Shepparton Villages’ Jo Breen said mixing school students and residents isn’t new, but this program takes it to a new level.
“We have more than 300 people in independent living units and similar numbers in residential care,” she said. “This connection with the community really brightens the day for everyone involved.
“One lady told us how a Wanganui Park student spotted the logo on a bus one weekend, and made a point of coming to say hello to the residents.”
“The dance program was fantastic. Watching residents dancing with the students was magical. The relationships go beyond the program. ”
Ex-teacher and co-founder Ms Gruen said people are often siloed these days and the program was about community building.
“I never realised how excited I’d get about all this,” she said. “Older people understand the importance of patience and tolerance, and seeing the kids and residents finding things in common is thrilling.
“Some teachers comment on how quiet some students are in class, but they stand up and speak in front of the silver warriors with confidence. They’re not like that with their peers.
“One boy has always wanted to be an actor but since participating in the program is now set on a career in aged care.”

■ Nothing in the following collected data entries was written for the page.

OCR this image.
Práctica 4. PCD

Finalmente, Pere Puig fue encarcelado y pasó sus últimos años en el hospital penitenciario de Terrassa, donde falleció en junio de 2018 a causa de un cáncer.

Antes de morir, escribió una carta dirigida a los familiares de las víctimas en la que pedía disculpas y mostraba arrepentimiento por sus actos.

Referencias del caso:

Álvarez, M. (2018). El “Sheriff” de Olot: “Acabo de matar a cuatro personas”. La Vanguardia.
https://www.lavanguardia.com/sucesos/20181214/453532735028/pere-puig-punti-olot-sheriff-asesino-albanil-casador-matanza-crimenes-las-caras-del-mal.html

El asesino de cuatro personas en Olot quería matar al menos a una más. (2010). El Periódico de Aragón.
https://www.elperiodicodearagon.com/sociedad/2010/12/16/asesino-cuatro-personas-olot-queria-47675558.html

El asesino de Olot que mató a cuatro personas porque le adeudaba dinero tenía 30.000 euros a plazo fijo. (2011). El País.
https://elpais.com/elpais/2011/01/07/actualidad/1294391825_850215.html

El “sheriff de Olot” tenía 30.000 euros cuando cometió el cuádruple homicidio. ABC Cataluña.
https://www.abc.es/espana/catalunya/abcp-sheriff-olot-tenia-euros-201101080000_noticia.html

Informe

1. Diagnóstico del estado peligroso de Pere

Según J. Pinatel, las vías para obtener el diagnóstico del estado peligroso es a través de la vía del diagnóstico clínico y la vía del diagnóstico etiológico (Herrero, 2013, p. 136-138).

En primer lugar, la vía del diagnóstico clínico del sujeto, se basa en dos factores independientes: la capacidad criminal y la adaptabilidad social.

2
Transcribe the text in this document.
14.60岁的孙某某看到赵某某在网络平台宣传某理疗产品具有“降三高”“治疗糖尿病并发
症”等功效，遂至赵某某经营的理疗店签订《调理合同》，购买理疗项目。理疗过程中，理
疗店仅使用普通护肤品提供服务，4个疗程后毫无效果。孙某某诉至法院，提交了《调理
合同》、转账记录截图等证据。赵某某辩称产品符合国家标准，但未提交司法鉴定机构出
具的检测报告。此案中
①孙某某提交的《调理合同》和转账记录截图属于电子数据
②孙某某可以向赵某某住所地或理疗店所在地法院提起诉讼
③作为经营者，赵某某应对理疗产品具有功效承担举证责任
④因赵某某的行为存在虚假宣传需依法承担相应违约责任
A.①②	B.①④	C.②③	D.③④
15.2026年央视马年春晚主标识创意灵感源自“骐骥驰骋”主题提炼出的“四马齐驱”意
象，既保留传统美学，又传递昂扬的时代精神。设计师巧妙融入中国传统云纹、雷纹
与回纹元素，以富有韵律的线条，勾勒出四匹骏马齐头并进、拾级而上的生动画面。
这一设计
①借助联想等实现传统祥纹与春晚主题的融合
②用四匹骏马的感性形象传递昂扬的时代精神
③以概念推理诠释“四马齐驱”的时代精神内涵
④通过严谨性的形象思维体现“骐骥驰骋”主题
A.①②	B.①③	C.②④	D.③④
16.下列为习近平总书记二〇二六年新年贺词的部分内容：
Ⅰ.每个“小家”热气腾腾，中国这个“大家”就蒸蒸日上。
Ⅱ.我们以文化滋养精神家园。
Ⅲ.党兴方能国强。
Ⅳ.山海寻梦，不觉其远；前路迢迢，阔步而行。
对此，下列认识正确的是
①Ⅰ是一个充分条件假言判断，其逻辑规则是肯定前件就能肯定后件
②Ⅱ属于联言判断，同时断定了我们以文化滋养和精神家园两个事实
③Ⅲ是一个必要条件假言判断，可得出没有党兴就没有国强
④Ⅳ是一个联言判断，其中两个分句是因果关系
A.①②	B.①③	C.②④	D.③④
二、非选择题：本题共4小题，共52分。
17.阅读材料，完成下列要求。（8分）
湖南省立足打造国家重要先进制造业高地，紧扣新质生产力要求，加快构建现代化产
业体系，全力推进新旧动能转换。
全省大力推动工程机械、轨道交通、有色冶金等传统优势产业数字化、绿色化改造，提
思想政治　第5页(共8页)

Student dance participant Hamish, 16, said: “It’s not only a good experience, but it’s also an amazing adventure and has and will be one of the greatest experiences in my life.”
Macy Cox, 15, said she enjoyed learning “from all the silver warriors”.
And 15-year-old Nathan said the project made him realise “the social gap between young people and the elderly, is not as big as society makes it out to be. There is so much we can learn from one another.”